Echo - Шепелев Алексей А.
Шрифт:
Интервал:
Закладка:
Они посидели минуты три, потом О’Фролов опять обрёл дар речи: «А я ведь, Сань, князь…». Надо сказать, что оба они одновременно читали «Идиота» (Санич, конечно, по наущечию О. Ф.), и не далее как сим же днём пополудни, при первой ещё бутылке чемергесу, О. Ф. сообщил ему, что сегодня и дочитал. Но теперь всё было иначе — перед ним на лавке сидел сам лично князь Мышкин и подробно рассказывал свою историю, тесно переплетённую с жизненными фактами некоего О. Фролова…
А теперь вот обо мне:
Да такая белая у тебя была, пышногрудая, тваю мать, Анна Николь Смит!.. — в голос (то есть на весь подъезд) озвучивала Репа, а я и не сразу понял, о чём речь, вернее, о ком. И Санич тоже свидетельствовал:
Я её видел. Мы с О.Шепелёвым ехали на автобусе, а он с ней сел, от меня даже отсел. Нет, ты понял, а?! Там такая — ого-го-го — вся такая выфигуристая, о-о-о…
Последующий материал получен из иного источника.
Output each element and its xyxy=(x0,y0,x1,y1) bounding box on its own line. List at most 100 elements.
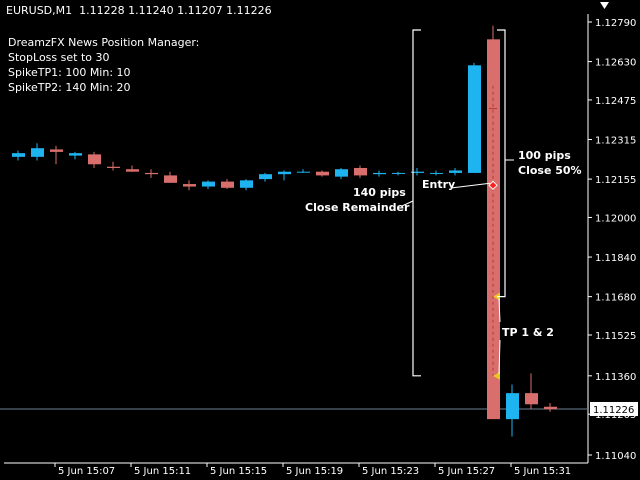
info-line-title: DreamzFX News Position Manager: xyxy=(8,36,200,49)
candle-body xyxy=(449,170,462,173)
tp1-marker xyxy=(493,292,500,301)
candle-body xyxy=(430,172,443,174)
tp-1-2-label: TP 1 & 2 xyxy=(502,326,554,339)
tp-140-label-line2: Close Remainder xyxy=(305,201,410,214)
candle-body xyxy=(487,39,500,420)
candle[interactable] xyxy=(164,171,177,183)
x-tick-label: 5 Jun 15:31 xyxy=(514,466,571,477)
candle-body xyxy=(145,172,158,175)
candle[interactable] xyxy=(468,62,481,173)
candle-body xyxy=(107,166,120,168)
candle[interactable] xyxy=(354,165,367,178)
candle[interactable] xyxy=(278,170,291,181)
candle-body xyxy=(335,169,348,177)
x-tick-label: 5 Jun 15:11 xyxy=(134,466,191,477)
y-tick-label: 1.11525 xyxy=(595,331,636,342)
candle-body xyxy=(240,180,253,188)
info-line-spiketp1: SpikeTP1: 100 Min: 10 xyxy=(8,66,131,79)
candle[interactable] xyxy=(145,169,158,178)
tp-100-label-line1: 100 pips xyxy=(518,149,571,162)
candle[interactable] xyxy=(107,161,120,171)
candle-body xyxy=(525,393,538,405)
candle-body xyxy=(468,65,481,173)
x-tick-label: 5 Jun 15:19 xyxy=(286,466,343,477)
candle[interactable] xyxy=(544,403,557,412)
y-tick-label: 1.11680 xyxy=(595,293,636,304)
bracket-140-pointer xyxy=(401,200,414,207)
candle[interactable] xyxy=(506,384,519,437)
x-tick-label: 5 Jun 15:23 xyxy=(362,466,419,477)
candle[interactable] xyxy=(12,150,25,161)
candle-body xyxy=(221,181,234,188)
symbol-name: EURUSD,M1 xyxy=(6,4,73,17)
candle[interactable] xyxy=(373,170,386,177)
candle[interactable] xyxy=(50,145,63,165)
info-line-stoploss: StopLoss set to 30 xyxy=(8,51,110,64)
candle[interactable] xyxy=(316,170,329,177)
candle-body xyxy=(506,393,519,420)
tp-140-label-line1: 140 pips xyxy=(353,186,406,199)
candle[interactable] xyxy=(487,25,500,420)
y-tick-label: 1.12630 xyxy=(595,58,636,69)
tp1-pointer xyxy=(498,298,501,323)
candle-body xyxy=(259,174,272,180)
candle-body xyxy=(411,171,424,173)
candle-body xyxy=(544,406,557,410)
candle[interactable] xyxy=(202,180,215,190)
candle-body xyxy=(88,154,101,165)
candle-body xyxy=(278,171,291,175)
candle-body xyxy=(31,148,44,157)
entry-label: Entry xyxy=(422,178,456,191)
candle-body xyxy=(50,149,63,152)
candle-body xyxy=(202,181,215,187)
current-price-label: 1.11226 xyxy=(593,405,634,416)
candle-body xyxy=(164,175,177,183)
candle[interactable] xyxy=(88,151,101,168)
candle[interactable] xyxy=(430,170,443,176)
candle-body xyxy=(12,153,25,157)
entry-marker xyxy=(488,180,498,191)
x-tick-label: 5 Jun 15:07 xyxy=(58,466,115,477)
y-tick-label: 1.12155 xyxy=(595,175,636,186)
candle[interactable] xyxy=(183,180,196,191)
candle[interactable] xyxy=(221,179,234,190)
candle[interactable] xyxy=(69,151,82,160)
candle[interactable] xyxy=(31,143,44,161)
info-line-spiketp2: SpikeTP2: 140 Min: 20 xyxy=(8,81,131,94)
y-tick-label: 1.12790 xyxy=(595,18,636,29)
tp2-marker xyxy=(493,371,500,380)
candle-body xyxy=(316,171,329,176)
candle[interactable] xyxy=(525,373,538,410)
tp2-pointer xyxy=(498,339,501,374)
y-tick-label: 1.12315 xyxy=(595,136,636,147)
candle-body xyxy=(373,172,386,175)
x-tick-label: 5 Jun 15:27 xyxy=(438,466,495,477)
candle[interactable] xyxy=(411,167,424,176)
tp-100-label-line2: Close 50% xyxy=(518,164,582,177)
candle-body xyxy=(392,172,405,174)
candle-body xyxy=(354,167,367,176)
y-tick-label: 1.11840 xyxy=(595,253,636,264)
candle[interactable] xyxy=(259,172,272,182)
current-price-tag: 1.11226 xyxy=(590,401,638,416)
triangle-down-icon[interactable] xyxy=(600,1,609,10)
candle[interactable] xyxy=(240,179,253,191)
bracket-100-pips xyxy=(497,29,506,298)
y-tick-label: 1.12475 xyxy=(595,96,636,107)
candle[interactable] xyxy=(335,167,348,180)
candle[interactable] xyxy=(392,171,405,176)
candle-body xyxy=(183,184,196,187)
candle-body xyxy=(69,153,82,156)
candle[interactable] xyxy=(126,165,139,172)
candle[interactable] xyxy=(449,167,462,176)
entry-pointer xyxy=(450,182,491,189)
candle-body xyxy=(297,171,310,173)
ohlc-values: 1.11228 1.11240 1.11207 1.11226 xyxy=(79,4,272,17)
symbol-title: EURUSD,M1 1.11228 1.11240 1.11207 1.1122… xyxy=(6,4,272,17)
current-price-box xyxy=(590,401,638,416)
x-tick-label: 5 Jun 15:15 xyxy=(210,466,267,477)
candle[interactable] xyxy=(297,169,310,173)
bracket-140-pips xyxy=(412,29,421,377)
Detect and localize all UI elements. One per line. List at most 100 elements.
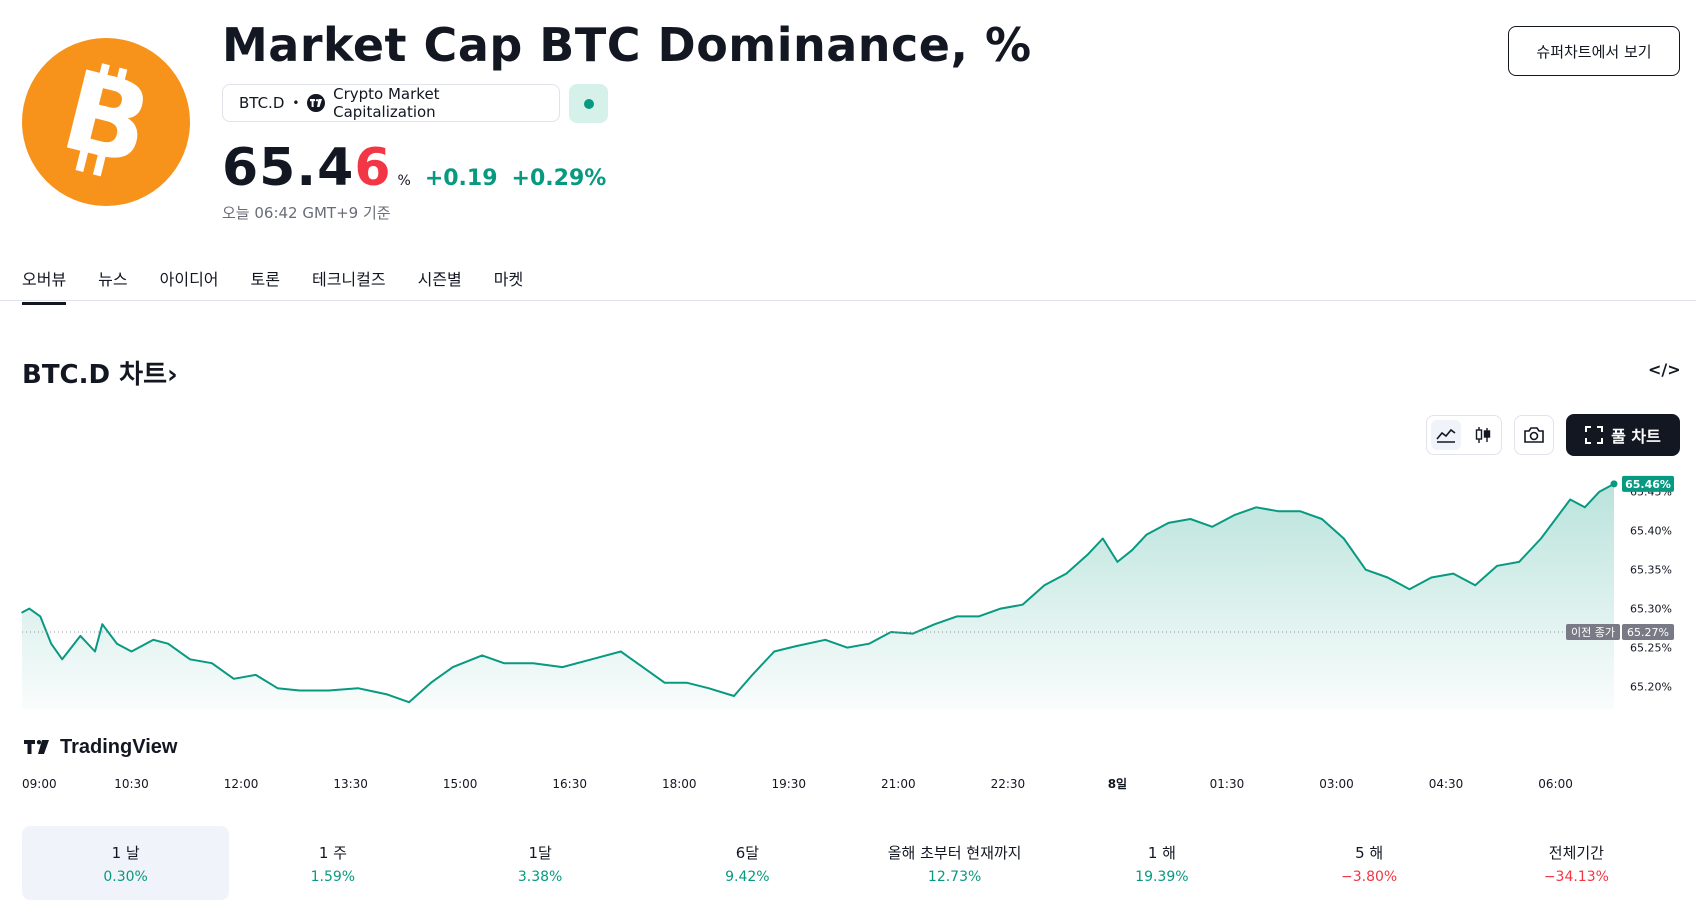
y-tick-label: 65.20% <box>1630 681 1672 694</box>
data-point <box>846 646 848 649</box>
bitcoin-symbol-icon: B <box>51 46 163 190</box>
period-1d[interactable]: 1 날 0.30% <box>22 826 230 900</box>
price-last-digit: 6 <box>354 138 392 198</box>
camera-icon[interactable] <box>1514 415 1554 455</box>
y-tick-label: 65.35% <box>1630 564 1672 577</box>
data-point <box>1569 498 1571 501</box>
tab-seasonals[interactable]: 시즌별 <box>417 270 462 289</box>
price-value: 65.4 <box>222 138 355 198</box>
data-point <box>1540 537 1542 540</box>
price-chart[interactable]: 이전 종가 65.27% 65.45%65.40%65.35%65.30%65.2… <box>0 470 1696 800</box>
period-1w[interactable]: 1 주 1.59% <box>229 826 436 900</box>
data-point <box>1211 526 1214 528</box>
x-tick-label: 12:00 <box>224 777 259 791</box>
full-chart-label: 풀 차트 <box>1611 427 1661 446</box>
data-point <box>94 650 96 653</box>
data-point <box>1496 565 1498 567</box>
period-value: 0.30% <box>103 868 148 885</box>
tab-ideas[interactable]: 아이디어 <box>159 270 219 289</box>
tab-overview[interactable]: 오버뷰 <box>22 266 67 305</box>
data-point <box>1087 553 1089 555</box>
tab-markets[interactable]: 마켓 <box>493 270 524 289</box>
data-point <box>1043 584 1046 587</box>
chevron-right-icon: › <box>167 360 178 390</box>
chart-line <box>21 480 1618 704</box>
data-point <box>167 642 169 645</box>
period-value: 3.38% <box>517 868 563 885</box>
period-label: 1 주 <box>318 843 347 862</box>
x-tick-label: 01:30 <box>1210 777 1245 791</box>
x-tick-label: 13:30 <box>333 777 368 791</box>
data-point <box>327 689 330 692</box>
data-point <box>61 658 63 661</box>
period-value: 9.42% <box>725 868 770 885</box>
data-point <box>386 693 388 696</box>
y-axis: 65.45%65.40%65.35%65.30%65.25%65.20%65.4… <box>1622 475 1674 694</box>
tab-bar: 오버뷰 뉴스 아이디어 토론 테크니컬즈 시즌별 마켓 <box>22 266 555 305</box>
period-label: 5 해 <box>1355 843 1384 862</box>
data-point <box>1554 518 1557 520</box>
chart-type-toggle <box>1426 415 1502 455</box>
period-label: 6달 <box>735 843 760 862</box>
period-label: 올해 초부터 현재까지 <box>887 843 1022 862</box>
data-point <box>977 615 980 618</box>
x-tick-label: 15:00 <box>443 777 478 791</box>
period-label: 1달 <box>528 843 552 862</box>
bitcoin-logo: B <box>22 38 190 206</box>
y-tick-label: 65.30% <box>1630 603 1672 616</box>
data-point <box>1474 584 1476 587</box>
x-tick-label: 09:00 <box>22 777 57 791</box>
fullscreen-icon <box>1585 426 1604 444</box>
data-point <box>934 623 936 625</box>
x-tick-label: 16:30 <box>552 777 587 791</box>
period-5y[interactable]: 5 해 −3.80% <box>1266 826 1473 900</box>
candles-icon[interactable] <box>1468 420 1498 450</box>
data-point <box>663 681 666 684</box>
period-all[interactable]: 전체기간 −34.13% <box>1473 826 1680 900</box>
chart-area-fill <box>22 483 1614 710</box>
price-unit: % <box>397 173 411 189</box>
area-chart-icon[interactable] <box>1430 420 1461 450</box>
x-axis: 09:00 10:30 12:00 13:30 15:00 16:30 18:00 19:30… <box>22 777 1573 791</box>
data-point <box>956 615 958 618</box>
chart-heading-link[interactable]: BTC.D 차트› <box>22 354 178 391</box>
data-point <box>824 639 827 641</box>
symbol-separator: • <box>292 96 300 110</box>
period-1y[interactable]: 1 해 19.39% <box>1058 826 1265 900</box>
data-point <box>189 658 191 661</box>
data-point <box>357 687 359 689</box>
market-status-indicator[interactable] <box>569 84 608 123</box>
data-point <box>641 666 644 668</box>
series-line <box>21 483 1615 704</box>
x-tick-label: 06:00 <box>1538 777 1573 791</box>
symbol-pill[interactable]: BTC.D • Crypto Market Capitalization <box>222 84 560 122</box>
data-point <box>1299 510 1301 512</box>
data-point <box>1452 572 1455 575</box>
period-ytd[interactable]: 올해 초부터 현재까지 12.73% <box>851 826 1058 900</box>
period-6m[interactable]: 6달 9.42% <box>644 826 851 900</box>
x-tick-label: 21:00 <box>881 777 916 791</box>
tab-news[interactable]: 뉴스 <box>98 270 128 289</box>
symbol-source: Crypto Market Capitalization <box>333 85 440 121</box>
data-point <box>685 681 688 684</box>
period-1m[interactable]: 1달 3.38% <box>437 826 644 900</box>
embed-code-icon[interactable]: </> <box>1648 360 1681 379</box>
period-value: −34.13% <box>1543 868 1609 885</box>
supercharts-button[interactable]: 슈퍼차트에서 보기 <box>1508 26 1680 76</box>
data-point <box>1584 506 1586 509</box>
full-chart-button[interactable]: 풀 차트 <box>1566 414 1680 456</box>
tab-discussion[interactable]: 토론 <box>250 270 280 289</box>
tab-technicals[interactable]: 테크니컬즈 <box>311 270 386 289</box>
y-tick-label: 65.25% <box>1630 642 1672 655</box>
data-point <box>1233 514 1236 516</box>
data-point <box>1430 576 1433 579</box>
data-point <box>1364 568 1367 571</box>
tradingview-watermark-text: TradingView <box>60 736 178 758</box>
price-row: 65.4 6 % +0.19 +0.29% <box>222 138 606 198</box>
data-point <box>1021 603 1024 606</box>
data-point <box>1408 588 1411 590</box>
data-point <box>298 689 301 692</box>
symbol-ticker: BTC.D <box>239 94 285 112</box>
last-value-tag-bg <box>1622 475 1674 492</box>
data-point <box>707 687 710 689</box>
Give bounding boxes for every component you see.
Тут и меня прорвало — смутно осознавая, что речь ведётся как бы обо мне, но меня не спрашивают и я не участвую, я ещё менее осознал, что с какого-то момента стал выступать довольно активно и наверняка от своего имени — с пьяной интонацией, размахивая пальцем по воздуху, как натуральный типичный алкаш, я понёс, пошёл объясняться:
Да, она, конечно, всё при всём. Фигура такая коровистая, вернее, фигуристая… Блондинка, волос вообще такой пучок! Лицо, конечно, тоже обычное — смазливое, только кончик носа двигается, когда разговаривает, как у О.Фролова! Я её провожал и, так сказать…(Они что-то уже скандировали, как на стадионе.) Не-эт! Я уж и домой её привёл и, так сказать… Ну не нравится она мне! Я прям плюнул буквально. Она как кукла. Все эти ее ноги, жопы, бёдры, походка, раскачка — всё это из пластика как бы, а внутри полое, как у куклы («Половое», — переиначивает Репа, и они закатываются, но я продолжаю). Я это прямо-таки физически ощущаю… Я не могу. И лицо её как-то мнётся, а волосы!! — волосы, они, эти завитушки, этот пух — это вообще как на кукле волосянки один-в-один! Я не могу — мне противно от её существования, от ощущения её существования… И разговариваешь с ней — что это? Психолог ебаный! Все эти психологи — со своими тестами и кроссвордами, крестословицами, коловоротицами, кретинопословицами и как их там… пошли они… в пень! В даунсетский-даунтаунский «Пентиум III»!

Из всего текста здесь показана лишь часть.